CSO Insights surveys thousands of Chief Sales Officers to gather information on challenges and strengths that have influenced their work. Data from these latest reports show some disconcerting trends, but understanding the implications of these trends opens up opportunities for companies to realize their fullest sales potential. Those interested in the full details can buy the report from the following link: http://www.csoinsights.com/publications. Luckily for you, we’ve summarized some of the results here!

The bad news: The percentage of sales reps meeting their quotas declined for the first time since 2008, dropping from 63% in 2012 to 58.2% in 2013. The percentage of “Revenue Plan Attainment” also decreased for the first time in four years, dropping from 89.2% in 2012 to 83.9% in 2013. Additionally, “Sales Forecasting Accuracy” is the lowest it has ever been, hovering at just above 45%… you don’t have to be a statistician to realize that VP’s of Sales could very well have a better outcome flipping a coin!

The decreases in these areas could stem from other declining trends relating to the use of formalized systems. CRM (Customer Relationship Management) system usage, for example, is down for the first time in 15 years, suggesting that, as a whole, sales teams are becoming relatively complacent. This means brands that are able to tighten up their CRM could be in an especially advantageous position over the competition.

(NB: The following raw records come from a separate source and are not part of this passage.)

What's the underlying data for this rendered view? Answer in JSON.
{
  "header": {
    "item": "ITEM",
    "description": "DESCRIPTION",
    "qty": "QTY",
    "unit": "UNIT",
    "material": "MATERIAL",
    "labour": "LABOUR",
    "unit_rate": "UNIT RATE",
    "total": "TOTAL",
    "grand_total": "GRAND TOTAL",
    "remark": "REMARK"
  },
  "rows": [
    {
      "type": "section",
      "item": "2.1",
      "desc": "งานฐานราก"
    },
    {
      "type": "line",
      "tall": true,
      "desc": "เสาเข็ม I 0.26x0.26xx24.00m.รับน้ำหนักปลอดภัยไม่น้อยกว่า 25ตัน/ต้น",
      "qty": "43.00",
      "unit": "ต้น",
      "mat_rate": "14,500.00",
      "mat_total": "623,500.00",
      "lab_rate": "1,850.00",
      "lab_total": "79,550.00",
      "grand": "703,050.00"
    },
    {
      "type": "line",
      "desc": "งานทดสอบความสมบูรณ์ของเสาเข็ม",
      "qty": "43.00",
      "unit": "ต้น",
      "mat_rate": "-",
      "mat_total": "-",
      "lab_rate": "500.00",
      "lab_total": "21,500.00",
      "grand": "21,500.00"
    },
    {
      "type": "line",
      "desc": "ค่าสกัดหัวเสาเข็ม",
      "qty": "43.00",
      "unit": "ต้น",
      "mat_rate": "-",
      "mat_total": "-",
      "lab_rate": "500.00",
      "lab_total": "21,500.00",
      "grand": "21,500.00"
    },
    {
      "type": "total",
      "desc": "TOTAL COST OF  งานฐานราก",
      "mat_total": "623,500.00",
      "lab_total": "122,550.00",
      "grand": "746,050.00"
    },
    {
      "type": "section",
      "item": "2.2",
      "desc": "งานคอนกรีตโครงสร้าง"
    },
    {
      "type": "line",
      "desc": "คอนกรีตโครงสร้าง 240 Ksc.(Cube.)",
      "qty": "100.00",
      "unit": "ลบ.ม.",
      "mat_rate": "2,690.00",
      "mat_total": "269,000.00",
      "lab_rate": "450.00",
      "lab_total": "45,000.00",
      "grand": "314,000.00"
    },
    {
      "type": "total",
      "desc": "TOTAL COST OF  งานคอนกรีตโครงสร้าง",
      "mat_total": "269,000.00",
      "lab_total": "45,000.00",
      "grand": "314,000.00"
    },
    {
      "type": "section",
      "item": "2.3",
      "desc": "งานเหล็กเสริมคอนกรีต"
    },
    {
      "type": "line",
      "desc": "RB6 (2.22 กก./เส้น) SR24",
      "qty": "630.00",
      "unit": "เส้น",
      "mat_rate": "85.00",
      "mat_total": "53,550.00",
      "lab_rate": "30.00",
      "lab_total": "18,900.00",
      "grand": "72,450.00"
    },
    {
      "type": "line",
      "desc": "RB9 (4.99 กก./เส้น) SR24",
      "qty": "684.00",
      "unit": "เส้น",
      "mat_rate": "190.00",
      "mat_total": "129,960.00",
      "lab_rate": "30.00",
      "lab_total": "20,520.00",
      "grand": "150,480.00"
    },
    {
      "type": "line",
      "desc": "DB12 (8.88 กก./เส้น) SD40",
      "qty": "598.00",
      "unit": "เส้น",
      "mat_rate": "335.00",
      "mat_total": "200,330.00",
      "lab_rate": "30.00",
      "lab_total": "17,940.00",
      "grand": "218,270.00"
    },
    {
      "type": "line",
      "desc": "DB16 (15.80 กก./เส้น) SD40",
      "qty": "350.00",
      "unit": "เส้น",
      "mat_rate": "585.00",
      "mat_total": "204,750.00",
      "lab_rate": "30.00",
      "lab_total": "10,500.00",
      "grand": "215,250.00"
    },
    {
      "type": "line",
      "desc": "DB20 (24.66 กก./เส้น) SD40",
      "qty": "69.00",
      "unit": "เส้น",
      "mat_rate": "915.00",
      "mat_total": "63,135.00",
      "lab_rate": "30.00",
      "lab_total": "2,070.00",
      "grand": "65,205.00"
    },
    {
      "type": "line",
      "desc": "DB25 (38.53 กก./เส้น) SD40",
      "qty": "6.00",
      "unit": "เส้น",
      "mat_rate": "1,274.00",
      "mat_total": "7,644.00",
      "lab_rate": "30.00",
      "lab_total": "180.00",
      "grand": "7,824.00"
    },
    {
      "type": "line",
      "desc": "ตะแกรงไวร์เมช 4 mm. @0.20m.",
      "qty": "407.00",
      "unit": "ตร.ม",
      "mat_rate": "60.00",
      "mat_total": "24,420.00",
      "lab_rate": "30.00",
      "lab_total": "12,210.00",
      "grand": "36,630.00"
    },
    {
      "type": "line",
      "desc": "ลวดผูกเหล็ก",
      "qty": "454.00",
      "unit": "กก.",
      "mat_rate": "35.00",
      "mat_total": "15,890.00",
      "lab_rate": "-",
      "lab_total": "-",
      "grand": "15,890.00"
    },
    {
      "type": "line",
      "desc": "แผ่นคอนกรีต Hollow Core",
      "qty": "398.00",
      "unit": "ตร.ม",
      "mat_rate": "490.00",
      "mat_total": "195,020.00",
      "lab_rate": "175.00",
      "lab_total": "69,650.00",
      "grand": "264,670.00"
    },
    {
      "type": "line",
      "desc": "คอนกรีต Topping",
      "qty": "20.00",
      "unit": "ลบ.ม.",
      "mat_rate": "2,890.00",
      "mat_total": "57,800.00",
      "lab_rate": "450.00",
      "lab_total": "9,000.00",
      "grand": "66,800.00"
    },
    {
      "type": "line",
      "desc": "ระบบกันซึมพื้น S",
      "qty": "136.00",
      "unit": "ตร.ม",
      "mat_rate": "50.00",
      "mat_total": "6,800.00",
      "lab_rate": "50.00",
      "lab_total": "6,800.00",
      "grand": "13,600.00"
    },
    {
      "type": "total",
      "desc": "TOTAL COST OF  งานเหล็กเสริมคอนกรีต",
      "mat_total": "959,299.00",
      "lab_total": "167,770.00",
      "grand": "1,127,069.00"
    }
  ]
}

The study also examines four distinct types of sales processes (in increasing levels of formalization: Random, Informal, Formal, and Dynamic) and compares them against five levels of client relationships (in increasing closeness of client-relationships: Approved Vendor, Preferred Supplier, Solutions Consultant, Strategic Contributor, and Trusted Partner). The findings show that as organizations employ increasingly formalized processes, the lower levels of relationship have a reduced negative impact on performance. So a firm operating with a “formal,” i.e. explicitly defined and regulated, process will obtain more conversions even when the client relationship is less established.

The highest performing firms, however, utilize a “dynamic” sales process and constantly monitor changing market conditions to modify and refine their strategy accordingly. This process not only mitigates the influence of a weaker client-relationship, but can also improve that relationship through providing a platform for consistent client interaction. Implementing a dynamic sales process helps solidify a brand’s status as a high-performance entity in their field.

Just because other firms are experiencing difficulties in hitting their sales goals, doesn’t mean you need to struggle too. Step up with internal methods for contact management by incorporating CRM systems and formalized, dynamic sales structures based on analytics. While the competition is slowing their roll, you can take advantage of their complacency and use your sales team to its fullest potential to capture, compel, and close your target market.